Die wichtigsten Elemente der Überarbeitung sind:

  • Aufnahme von mehr Industrieanlagen in die Rechtsvorschriften
  • wirksamere Gestaltung der Genehmigungen
  • Verringerung der Verwaltungskosten
  • Verbesserung des Zugangs zu Informationen, der Transparenz und der Öffentlichkeitsbeteiligung
  • stärkere Unterstützung bahnbrechender Technologien und anderer innovativer Konzepte

Mit den neuen Vorschriften soll der Anwendungsbereich der Vorschriften ausgeweitet werden, und zwar auf

  • mehr große Intensivtierhaltungsbetriebe für Schweine und Geflügel, (nicht aber für Rinder)
  • den Bergbausektor
  • große Anlagen zur Herstellung von Batterien

Die Mitgliedstaaten werden wirksame, verhältnismäßige und abschreckende Sanktionen für Betriebe und Anlagen festlegen müssen, die gegen die zur Umsetzung der Richtlinie erlassenen Maßnahmen verstoßen. Darüber hinaus werden sie dafür sorgen müssen, dass Menschen, deren Gesundheit durch Verstöße gegen die nationalen Vorschriften zur Umsetzung der Richtlinie gelitten hat, Anspruch auf Schadensersatz geltend machen können.

Die Genehmigungen für Industrieanlagen werden künftig elektronisch erteilt, und zwar über ein elektronisches Genehmigungssystem, das bis spätestens 2035 eingerichtet werden soll. Dies wird die Verfahren einfacher und effizienter machen. Aufgabe der zuständigen Behörden wird es sein, verbindliche Umweltleistungsgrenzwerte für die Genehmigung der Errichtung und den Betrieb von Anlagen festzulegen.

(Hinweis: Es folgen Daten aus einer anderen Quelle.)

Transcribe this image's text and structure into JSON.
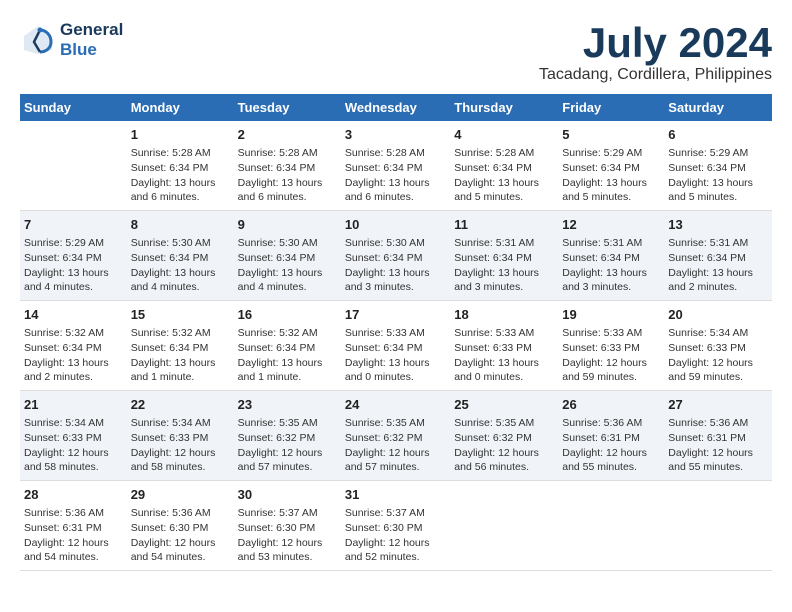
{
  "logo": {
    "line1": "General",
    "line2": "Blue"
  },
  "title": "July 2024",
  "subtitle": "Tacadang, Cordillera, Philippines",
  "headers": [
    "Sunday",
    "Monday",
    "Tuesday",
    "Wednesday",
    "Thursday",
    "Friday",
    "Saturday"
  ],
  "weeks": [
    [
      {
        "day": "",
        "info": ""
      },
      {
        "day": "1",
        "info": "Sunrise: 5:28 AM\nSunset: 6:34 PM\nDaylight: 13 hours\nand 6 minutes."
      },
      {
        "day": "2",
        "info": "Sunrise: 5:28 AM\nSunset: 6:34 PM\nDaylight: 13 hours\nand 6 minutes."
      },
      {
        "day": "3",
        "info": "Sunrise: 5:28 AM\nSunset: 6:34 PM\nDaylight: 13 hours\nand 6 minutes."
      },
      {
        "day": "4",
        "info": "Sunrise: 5:28 AM\nSunset: 6:34 PM\nDaylight: 13 hours\nand 5 minutes."
      },
      {
        "day": "5",
        "info": "Sunrise: 5:29 AM\nSunset: 6:34 PM\nDaylight: 13 hours\nand 5 minutes."
      },
      {
        "day": "6",
        "info": "Sunrise: 5:29 AM\nSunset: 6:34 PM\nDaylight: 13 hours\nand 5 minutes."
      }
    ],
    [
      {
        "day": "7",
        "info": "Sunrise: 5:29 AM\nSunset: 6:34 PM\nDaylight: 13 hours\nand 4 minutes."
      },
      {
        "day": "8",
        "info": "Sunrise: 5:30 AM\nSunset: 6:34 PM\nDaylight: 13 hours\nand 4 minutes."
      },
      {
        "day": "9",
        "info": "Sunrise: 5:30 AM\nSunset: 6:34 PM\nDaylight: 13 hours\nand 4 minutes."
      },
      {
        "day": "10",
        "info": "Sunrise: 5:30 AM\nSunset: 6:34 PM\nDaylight: 13 hours\nand 3 minutes."
      },
      {
        "day": "11",
        "info": "Sunrise: 5:31 AM\nSunset: 6:34 PM\nDaylight: 13 hours\nand 3 minutes."
      },
      {
        "day": "12",
        "info": "Sunrise: 5:31 AM\nSunset: 6:34 PM\nDaylight: 13 hours\nand 3 minutes."
      },
      {
        "day": "13",
        "info": "Sunrise: 5:31 AM\nSunset: 6:34 PM\nDaylight: 13 hours\nand 2 minutes."
      }
    ],
    [
      {
        "day": "14",
        "info": "Sunrise: 5:32 AM\nSunset: 6:34 PM\nDaylight: 13 hours\nand 2 minutes."
      },
      {
        "day": "15",
        "info": "Sunrise: 5:32 AM\nSunset: 6:34 PM\nDaylight: 13 hours\nand 1 minute."
      },
      {
        "day": "16",
        "info": "Sunrise: 5:32 AM\nSunset: 6:34 PM\nDaylight: 13 hours\nand 1 minute."
      },
      {
        "day": "17",
        "info": "Sunrise: 5:33 AM\nSunset: 6:34 PM\nDaylight: 13 hours\nand 0 minutes."
      },
      {
        "day": "18",
        "info": "Sunrise: 5:33 AM\nSunset: 6:33 PM\nDaylight: 13 hours\nand 0 minutes."
      },
      {
        "day": "19",
        "info": "Sunrise: 5:33 AM\nSunset: 6:33 PM\nDaylight: 12 hours\nand 59 minutes."
      },
      {
        "day": "20",
        "info": "Sunrise: 5:34 AM\nSunset: 6:33 PM\nDaylight: 12 hours\nand 59 minutes."
      }
    ],
    [
      {
        "day": "21",
        "info": "Sunrise: 5:34 AM\nSunset: 6:33 PM\nDaylight: 12 hours\nand 58 minutes."
      },
      {
        "day": "22",
        "info": "Sunrise: 5:34 AM\nSunset: 6:33 PM\nDaylight: 12 hours\nand 58 minutes."
      },
      {
        "day": "23",
        "info": "Sunrise: 5:35 AM\nSunset: 6:32 PM\nDaylight: 12 hours\nand 57 minutes."
      },
      {
        "day": "24",
        "info": "Sunrise: 5:35 AM\nSunset: 6:32 PM\nDaylight: 12 hours\nand 57 minutes."
      },
      {
        "day": "25",
        "info": "Sunrise: 5:35 AM\nSunset: 6:32 PM\nDaylight: 12 hours\nand 56 minutes."
      },
      {
        "day": "26",
        "info": "Sunrise: 5:36 AM\nSunset: 6:31 PM\nDaylight: 12 hours\nand 55 minutes."
      },
      {
        "day": "27",
        "info": "Sunrise: 5:36 AM\nSunset: 6:31 PM\nDaylight: 12 hours\nand 55 minutes."
      }
    ],
    [
      {
        "day": "28",
        "info": "Sunrise: 5:36 AM\nSunset: 6:31 PM\nDaylight: 12 hours\nand 54 minutes."
      },
      {
        "day": "29",
        "info": "Sunrise: 5:36 AM\nSunset: 6:30 PM\nDaylight: 12 hours\nand 54 minutes."
      },
      {
        "day": "30",
        "info": "Sunrise: 5:37 AM\nSunset: 6:30 PM\nDaylight: 12 hours\nand 53 minutes."
      },
      {
        "day": "31",
        "info": "Sunrise: 5:37 AM\nSunset: 6:30 PM\nDaylight: 12 hours\nand 52 minutes."
      },
      {
        "day": "",
        "info": ""
      },
      {
        "day": "",
        "info": ""
      },
      {
        "day": "",
        "info": ""
      }
    ]
  ]
}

Vorgesehen ist auch, dass die Kommission die Umsetzung der Richtlinie erstmals bis 2028 und danach alle fünf Jahre bewertet. Darüber hinaus könnte eine Überprüfung mit Blick auf importierte Agrarerzeugnisse aus Nicht-EU-Ländern stattfinden, um zu gewährleisten, dass sie ähnlich hohe Umweltstandards wie die in der EU geltenden erfüllen.

Die Überarbeitung der Vorschriften über Industrieemissionen betrifft auch eine Verordnung über die Berichterstattung über Umweltdaten von Industrieanlagen (EG Nr. 166/2006): Das mit ihr geschaffene Europäische Schadstofffreisetzungs- und -verbringungsregister (E-PRTR) wird durch ein neues Europäisches Industrieemissionsportal ersetzt werden.

Auf der Grundlage des Kommissionsvorschlags vom März 2022 haben sich die EU-Länder im März 2023 auf eine gemeinsame Verhandlungsposition des Rates („allgemeine Ausrichtung“) zur Überarbeitung der Richtlinie geeinigt. Ende Juni hat der Rat eine Einigung in Bezug auf die Verordnung über das Industrieemissionsportal erzielt.

Im November 2023 haben der Rat und das Europäische Parlament in Trilogen eine vorläufige Einigung über die überarbeiteten Vorschriften in den beiden Vorschlägen erzielt.

Im April 2024 wurden die neuen Vorschriften vom Rat angenommen.